Salt Lake Community College students can dive into the world of mass media in a different way starting this fall.
COMM 2600, aka Production for Student Media, combines elements of journalism, radio and television production into a single course. The new class will also give students the ability to customize their own curriculum.
“This course really emulates what’s happening in the real world with converged media,” says Julie Gay, associate professor of communication. “That’s going to be the fun part about it, because it matches what’s happening in real-world journalism.”
COMM 2600 will be a direct replacement for the intermediate or advanced courses in the three disciplines: COMM 2310, aka Intermediate Video Production; COMM 2560, aka Advanced Radio Performance; and COMM 1620, aka Journalism II – Editing.
“Traditionally, we’ve had journalism, radio and TV all separate, [but] we just don’t see enough enrollment to be able to run these classes,” says Alison Arndt-Wild, program manager for the Student Media Center. “We wanted students to be exposed to different media platforms, because [that is] more useful in today’s job market.”
Production for Student Media has no prerequisites this fall and is open to all students.
“This semester we didn’t want to prevent students from taking this class, we removed all the prerequisites to get everyone in, and get them graduated,” Arndt-Wild says. “Going forward it [COMM 2600] will have prerequisites [starting] next year.”

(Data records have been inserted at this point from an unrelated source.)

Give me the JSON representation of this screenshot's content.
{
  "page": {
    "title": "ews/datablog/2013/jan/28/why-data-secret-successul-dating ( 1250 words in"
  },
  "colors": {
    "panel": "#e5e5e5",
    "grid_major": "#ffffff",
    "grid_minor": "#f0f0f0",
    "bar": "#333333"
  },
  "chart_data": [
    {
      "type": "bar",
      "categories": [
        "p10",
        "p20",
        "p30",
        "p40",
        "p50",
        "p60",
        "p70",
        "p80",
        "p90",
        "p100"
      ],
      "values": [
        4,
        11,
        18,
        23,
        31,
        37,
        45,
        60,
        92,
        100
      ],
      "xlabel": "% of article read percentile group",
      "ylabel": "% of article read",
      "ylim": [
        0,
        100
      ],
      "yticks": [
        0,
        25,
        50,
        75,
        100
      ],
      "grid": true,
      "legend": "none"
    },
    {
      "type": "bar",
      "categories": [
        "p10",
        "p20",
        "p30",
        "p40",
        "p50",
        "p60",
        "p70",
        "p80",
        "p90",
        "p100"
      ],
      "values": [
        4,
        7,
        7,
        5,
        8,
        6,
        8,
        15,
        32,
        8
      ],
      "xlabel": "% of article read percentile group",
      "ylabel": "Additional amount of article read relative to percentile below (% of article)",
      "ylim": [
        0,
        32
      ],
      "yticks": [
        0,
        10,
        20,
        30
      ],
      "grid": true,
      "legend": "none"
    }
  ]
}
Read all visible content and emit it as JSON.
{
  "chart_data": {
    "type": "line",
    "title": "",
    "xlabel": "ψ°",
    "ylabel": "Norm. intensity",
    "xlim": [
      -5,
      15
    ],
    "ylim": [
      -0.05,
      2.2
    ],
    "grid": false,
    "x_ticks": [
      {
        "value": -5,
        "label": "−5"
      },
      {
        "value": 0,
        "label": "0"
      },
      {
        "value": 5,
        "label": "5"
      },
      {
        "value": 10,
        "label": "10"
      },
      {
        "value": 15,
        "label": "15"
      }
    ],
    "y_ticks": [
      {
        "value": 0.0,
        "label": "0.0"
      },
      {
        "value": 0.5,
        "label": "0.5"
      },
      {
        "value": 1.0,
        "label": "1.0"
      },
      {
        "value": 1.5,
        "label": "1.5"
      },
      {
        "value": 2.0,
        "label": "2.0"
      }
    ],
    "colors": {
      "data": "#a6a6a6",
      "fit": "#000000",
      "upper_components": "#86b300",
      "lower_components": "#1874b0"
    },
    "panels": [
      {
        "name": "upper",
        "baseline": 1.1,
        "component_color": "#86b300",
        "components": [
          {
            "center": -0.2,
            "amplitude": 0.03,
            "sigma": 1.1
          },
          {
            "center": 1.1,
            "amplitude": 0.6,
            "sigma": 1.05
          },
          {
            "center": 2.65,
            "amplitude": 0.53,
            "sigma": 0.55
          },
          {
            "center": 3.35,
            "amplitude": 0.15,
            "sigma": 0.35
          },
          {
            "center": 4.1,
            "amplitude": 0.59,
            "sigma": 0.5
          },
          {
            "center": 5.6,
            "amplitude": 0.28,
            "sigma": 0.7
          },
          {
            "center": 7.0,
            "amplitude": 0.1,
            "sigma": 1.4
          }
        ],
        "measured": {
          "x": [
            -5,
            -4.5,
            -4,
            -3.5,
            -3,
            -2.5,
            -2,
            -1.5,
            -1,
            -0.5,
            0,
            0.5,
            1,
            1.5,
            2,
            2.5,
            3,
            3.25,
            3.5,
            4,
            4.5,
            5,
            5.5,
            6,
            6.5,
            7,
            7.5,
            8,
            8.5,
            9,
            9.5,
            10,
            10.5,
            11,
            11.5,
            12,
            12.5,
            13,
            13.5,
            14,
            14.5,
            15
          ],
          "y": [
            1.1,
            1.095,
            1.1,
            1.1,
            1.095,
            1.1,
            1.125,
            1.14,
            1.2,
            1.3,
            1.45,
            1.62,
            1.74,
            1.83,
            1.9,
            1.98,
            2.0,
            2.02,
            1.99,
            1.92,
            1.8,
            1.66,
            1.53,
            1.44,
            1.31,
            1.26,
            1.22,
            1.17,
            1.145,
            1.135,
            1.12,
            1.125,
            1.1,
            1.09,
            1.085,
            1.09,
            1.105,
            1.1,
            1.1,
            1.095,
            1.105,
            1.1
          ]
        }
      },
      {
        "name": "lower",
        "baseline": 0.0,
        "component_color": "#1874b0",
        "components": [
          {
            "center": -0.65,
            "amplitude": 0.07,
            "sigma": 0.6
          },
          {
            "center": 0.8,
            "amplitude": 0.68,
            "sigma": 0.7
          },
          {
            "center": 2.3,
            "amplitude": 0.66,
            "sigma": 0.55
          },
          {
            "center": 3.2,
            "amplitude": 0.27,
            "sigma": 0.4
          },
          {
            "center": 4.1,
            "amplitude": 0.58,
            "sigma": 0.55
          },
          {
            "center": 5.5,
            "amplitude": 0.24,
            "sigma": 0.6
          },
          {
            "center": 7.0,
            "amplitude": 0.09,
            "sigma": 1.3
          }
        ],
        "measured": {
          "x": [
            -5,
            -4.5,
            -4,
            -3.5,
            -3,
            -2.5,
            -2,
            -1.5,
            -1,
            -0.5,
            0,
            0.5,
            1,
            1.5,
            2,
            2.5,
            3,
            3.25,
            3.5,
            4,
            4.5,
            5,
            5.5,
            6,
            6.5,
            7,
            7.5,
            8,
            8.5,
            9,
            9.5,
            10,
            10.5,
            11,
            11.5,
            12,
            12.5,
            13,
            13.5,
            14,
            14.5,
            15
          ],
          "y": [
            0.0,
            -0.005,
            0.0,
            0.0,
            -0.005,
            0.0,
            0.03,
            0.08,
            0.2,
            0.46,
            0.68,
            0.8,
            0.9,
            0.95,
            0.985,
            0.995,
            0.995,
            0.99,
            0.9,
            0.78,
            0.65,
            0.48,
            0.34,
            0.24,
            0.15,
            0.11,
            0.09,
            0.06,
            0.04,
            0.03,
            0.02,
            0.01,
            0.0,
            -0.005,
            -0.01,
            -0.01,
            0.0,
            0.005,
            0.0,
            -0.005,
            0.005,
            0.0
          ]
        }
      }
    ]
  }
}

COMM 2600 will allow students to complete modules from the beginning journalism, radio and television courses. The integration will enable students to create their own experience for the course.
“Journalism is multi-platform; in this class, we are going to emphasize that,” Arndt-Wild says. “We want students to have the skills that will help them in this job market.”
COMM 2600 is expected to bring the feel of a real newsroom to South City Campus. The goal of the new course is to single out what a student is good at and build on it.
“When these students go out and get jobs at traditional newspapers, they’re still going to have to know how to distribute content with some images, video and audio,” Arndt-Wild says. “The internet is the main delivery system, and today you have to know a little bit about everything, and COMM 2600 is a little bit of everything.”
Students will create and record their own content using the different studios and production equipment in the Center for Arts and Media. The course will bring students together to work on a variety of projects that will be posted on SLCC student media channels.
“We’re really hoping to see a lot of collaboration,” Arndt-Wild says.
Production for Student Media starts Aug. 24 and will be taught by assistant professor Matt Merkel. Any student interested in taking COMM 2600 can register for the course through their MyPage account.